Beim Futter muss man aber auch unterscheiden. Einmal das Futter für den ganz normalen Angler und eine Anwendung auf einen Zielfisch, oder eine Angelmethode ausgerichtet. Und einmal des Futter für den wirklich ambitionierten Wettfischer. In einem Vergleichsfischen kann einen Feinheit beim Futter enorm was am Ergebnis ausmachen. Dafür legt man für das Zeug auch ordentlich ab. Das ist dann aber nicht nur teurer, sondern, wenn es einer drauf hat, auch wirklich besser. Man kann schon Fische vom Nachbarn wegfüttern...

Im alltäglichen Gebrauch spielt das aber bei weitem nicht die Rolle, weil ja die konkurierende Fütterung fehlt. Da brauchst du kein Spitzenfutter, da geht der Sack auch mit einem guten Futter zu.

Aber man kennt ja die Angler... gut ist nie gut genug und das Bessere ist der Feind des Guten. Darum legen halt manche los, als gings um die WM, oder sonstwas.


----------



## gründler (24. Oktober 2013)

*AW: Fischfutter*



Knispel schrieb:


> Nun aber D. , verrate doch nicht alles - wie steh ich jetzt da ....


 
Du machst dat scho,im März sollten wa mal wieder nen Kaffe oder evtl. im November jetzt mal sehen evtl.guck ich rum.

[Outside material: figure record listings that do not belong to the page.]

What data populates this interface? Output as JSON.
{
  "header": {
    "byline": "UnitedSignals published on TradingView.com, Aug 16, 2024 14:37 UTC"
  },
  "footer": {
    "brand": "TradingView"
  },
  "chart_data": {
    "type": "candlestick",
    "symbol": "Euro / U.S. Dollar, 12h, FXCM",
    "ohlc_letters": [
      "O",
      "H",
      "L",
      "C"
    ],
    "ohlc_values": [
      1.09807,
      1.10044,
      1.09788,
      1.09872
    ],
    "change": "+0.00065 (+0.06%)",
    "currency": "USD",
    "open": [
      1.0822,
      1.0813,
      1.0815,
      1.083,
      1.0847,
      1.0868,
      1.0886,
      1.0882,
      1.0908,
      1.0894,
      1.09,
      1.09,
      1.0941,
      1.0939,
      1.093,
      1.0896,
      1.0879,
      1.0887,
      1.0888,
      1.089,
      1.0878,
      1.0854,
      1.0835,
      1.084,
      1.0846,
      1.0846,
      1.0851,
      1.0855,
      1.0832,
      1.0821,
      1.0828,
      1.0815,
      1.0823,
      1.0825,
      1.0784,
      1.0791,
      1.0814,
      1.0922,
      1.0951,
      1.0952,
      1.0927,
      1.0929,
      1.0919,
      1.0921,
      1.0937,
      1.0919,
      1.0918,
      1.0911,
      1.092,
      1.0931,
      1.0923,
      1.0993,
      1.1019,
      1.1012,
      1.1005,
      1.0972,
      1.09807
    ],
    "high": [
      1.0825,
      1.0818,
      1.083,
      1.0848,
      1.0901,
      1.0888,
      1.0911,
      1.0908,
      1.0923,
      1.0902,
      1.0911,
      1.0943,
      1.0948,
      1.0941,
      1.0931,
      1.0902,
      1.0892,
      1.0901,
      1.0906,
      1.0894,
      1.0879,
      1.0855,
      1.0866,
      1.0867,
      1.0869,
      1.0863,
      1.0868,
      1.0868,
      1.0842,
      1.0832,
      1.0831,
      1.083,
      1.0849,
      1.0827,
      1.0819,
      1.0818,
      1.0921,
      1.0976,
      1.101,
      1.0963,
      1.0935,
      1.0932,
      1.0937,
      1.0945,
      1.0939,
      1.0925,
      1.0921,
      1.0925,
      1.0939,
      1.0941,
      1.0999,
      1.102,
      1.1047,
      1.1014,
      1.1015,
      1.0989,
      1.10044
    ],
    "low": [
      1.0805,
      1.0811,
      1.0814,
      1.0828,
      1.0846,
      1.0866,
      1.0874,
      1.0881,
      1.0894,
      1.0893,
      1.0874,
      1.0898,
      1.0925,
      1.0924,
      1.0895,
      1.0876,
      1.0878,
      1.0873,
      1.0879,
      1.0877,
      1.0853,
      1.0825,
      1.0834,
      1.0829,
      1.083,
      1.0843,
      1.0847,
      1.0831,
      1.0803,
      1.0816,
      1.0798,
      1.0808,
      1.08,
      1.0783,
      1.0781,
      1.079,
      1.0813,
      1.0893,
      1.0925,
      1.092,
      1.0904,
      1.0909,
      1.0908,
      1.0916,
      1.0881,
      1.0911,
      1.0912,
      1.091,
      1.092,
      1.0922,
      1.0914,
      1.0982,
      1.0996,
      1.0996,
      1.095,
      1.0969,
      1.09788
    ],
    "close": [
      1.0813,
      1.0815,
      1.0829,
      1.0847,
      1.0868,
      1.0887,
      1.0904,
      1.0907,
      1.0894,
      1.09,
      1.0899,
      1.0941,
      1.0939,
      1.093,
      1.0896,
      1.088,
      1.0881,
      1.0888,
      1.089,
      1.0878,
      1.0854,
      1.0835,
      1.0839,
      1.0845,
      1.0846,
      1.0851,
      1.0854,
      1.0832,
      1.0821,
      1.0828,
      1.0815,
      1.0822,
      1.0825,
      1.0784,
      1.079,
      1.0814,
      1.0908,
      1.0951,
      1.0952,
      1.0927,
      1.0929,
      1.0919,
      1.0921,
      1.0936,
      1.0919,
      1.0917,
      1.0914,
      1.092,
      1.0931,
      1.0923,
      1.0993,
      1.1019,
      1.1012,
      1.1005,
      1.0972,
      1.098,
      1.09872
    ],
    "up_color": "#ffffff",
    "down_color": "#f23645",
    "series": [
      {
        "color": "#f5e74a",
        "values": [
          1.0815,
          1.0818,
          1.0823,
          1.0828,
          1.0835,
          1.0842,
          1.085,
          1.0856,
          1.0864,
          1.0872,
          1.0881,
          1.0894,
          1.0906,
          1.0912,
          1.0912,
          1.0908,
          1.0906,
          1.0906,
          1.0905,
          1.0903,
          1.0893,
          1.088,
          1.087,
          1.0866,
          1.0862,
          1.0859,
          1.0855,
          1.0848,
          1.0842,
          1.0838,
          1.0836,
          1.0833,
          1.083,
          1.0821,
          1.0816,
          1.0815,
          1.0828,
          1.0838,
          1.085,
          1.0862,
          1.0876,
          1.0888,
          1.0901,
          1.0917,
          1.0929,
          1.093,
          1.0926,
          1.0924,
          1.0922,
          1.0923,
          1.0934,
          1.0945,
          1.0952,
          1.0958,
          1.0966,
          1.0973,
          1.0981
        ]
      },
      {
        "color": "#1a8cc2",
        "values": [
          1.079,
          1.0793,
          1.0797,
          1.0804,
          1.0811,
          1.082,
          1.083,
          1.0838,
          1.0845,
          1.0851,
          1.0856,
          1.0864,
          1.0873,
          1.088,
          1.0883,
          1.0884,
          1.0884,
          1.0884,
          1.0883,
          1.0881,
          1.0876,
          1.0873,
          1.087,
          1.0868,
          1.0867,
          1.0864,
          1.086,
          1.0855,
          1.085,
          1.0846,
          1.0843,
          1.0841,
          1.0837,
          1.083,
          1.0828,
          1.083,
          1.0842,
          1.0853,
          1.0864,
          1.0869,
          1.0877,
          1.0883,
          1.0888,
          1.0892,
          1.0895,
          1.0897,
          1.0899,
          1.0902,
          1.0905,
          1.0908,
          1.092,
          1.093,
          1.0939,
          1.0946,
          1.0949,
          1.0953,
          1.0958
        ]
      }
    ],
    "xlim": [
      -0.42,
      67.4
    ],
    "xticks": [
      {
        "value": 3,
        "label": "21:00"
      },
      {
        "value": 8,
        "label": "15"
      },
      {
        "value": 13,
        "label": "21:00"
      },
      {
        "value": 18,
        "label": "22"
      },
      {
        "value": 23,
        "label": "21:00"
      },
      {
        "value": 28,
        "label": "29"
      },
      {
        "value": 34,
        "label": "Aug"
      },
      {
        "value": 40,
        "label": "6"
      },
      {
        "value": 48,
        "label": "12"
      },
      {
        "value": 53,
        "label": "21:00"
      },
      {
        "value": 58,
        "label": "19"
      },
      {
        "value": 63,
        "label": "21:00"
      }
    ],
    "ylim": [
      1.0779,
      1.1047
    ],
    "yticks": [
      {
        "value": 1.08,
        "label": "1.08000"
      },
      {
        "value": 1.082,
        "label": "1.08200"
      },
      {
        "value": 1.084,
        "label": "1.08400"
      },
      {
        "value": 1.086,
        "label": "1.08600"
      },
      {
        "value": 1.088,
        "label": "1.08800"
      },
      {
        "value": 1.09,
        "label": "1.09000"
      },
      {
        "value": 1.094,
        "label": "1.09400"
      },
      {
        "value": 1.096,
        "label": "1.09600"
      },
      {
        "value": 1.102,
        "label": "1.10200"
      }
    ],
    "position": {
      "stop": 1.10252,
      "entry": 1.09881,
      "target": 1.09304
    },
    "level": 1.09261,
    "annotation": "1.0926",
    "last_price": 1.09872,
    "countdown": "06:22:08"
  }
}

Nu aber weiter mit Fischfutter......


----------



## Knispel (24. Oktober 2013)

*AW: Fischfutter*



gründler schrieb:


> *Ach ja Salzwasserfutter hab ich ja ganz vergessen zu erzählen..also da sollte man auf Salz nicht verzichten sagt ja schon der Name des futters wichtig ist hier ein hoher Kies anteil süß würde auch gehen weil ja Salz mit drin ist auf Squads kann man hier verzichten weil Fischmehl mit rein muss abgesehen vom Honig und Caster auch englische Maden gemischt mit Italienischen und Pinkis aus Polen mit geschnippelten Würmen aus Deutschen Mist mit nen schuß Monstercrab abgebunden auf Bisquitmehl Eibisquit und Keksmehl dazu noch Bentonit und das futter für Tonne 5 ist fast fertig durch unseren hohen Kiesanteil brauchen wir zum durchmischen ein Rührwerk wie es auf dem Bau verwendet wird aufs Sieben können wir hier verzichten weil bei 35m Wassertiefe kommt es nur darauf an das es unten ankommt.*
> 
> |rolleyes


 
Du hast vergessen, dass noch 10 ml Urin pro kg Trockenfutter einer 30 jährigen Jungfau mit rein muss - dass ist erst der Bringer ! :c

@Gründler - ich bin diesess Jahr auf der Raubfisch - und nim März auf der Stippermesse auf jeden Fall vertreten. Ich will mir noch eine 4 1/2 " Pin bei Andi zulegen ...|rolleyes:l


----------



## Andal (24. Oktober 2013)

*AW: Fischfutter*



Schuppi 56 schrieb:


> Andal  du ich sage  die gehört zu den  Salomonieden den  hat ja die sogenante Fettflosse .
> du und überings  sind unser Fishce nicht mit butt und Dorsch verwandt  bis auf die Aalrutte  denn  die wird auch Süsswasserdorsch genannt
> lg



Garantiert nicht, denn dann hätte die Mairenke ein bezahntes Pflugscharbein und das hat die Mairenke nicht. Sie zählt zu den Weifischen, zu den Cyprinidae.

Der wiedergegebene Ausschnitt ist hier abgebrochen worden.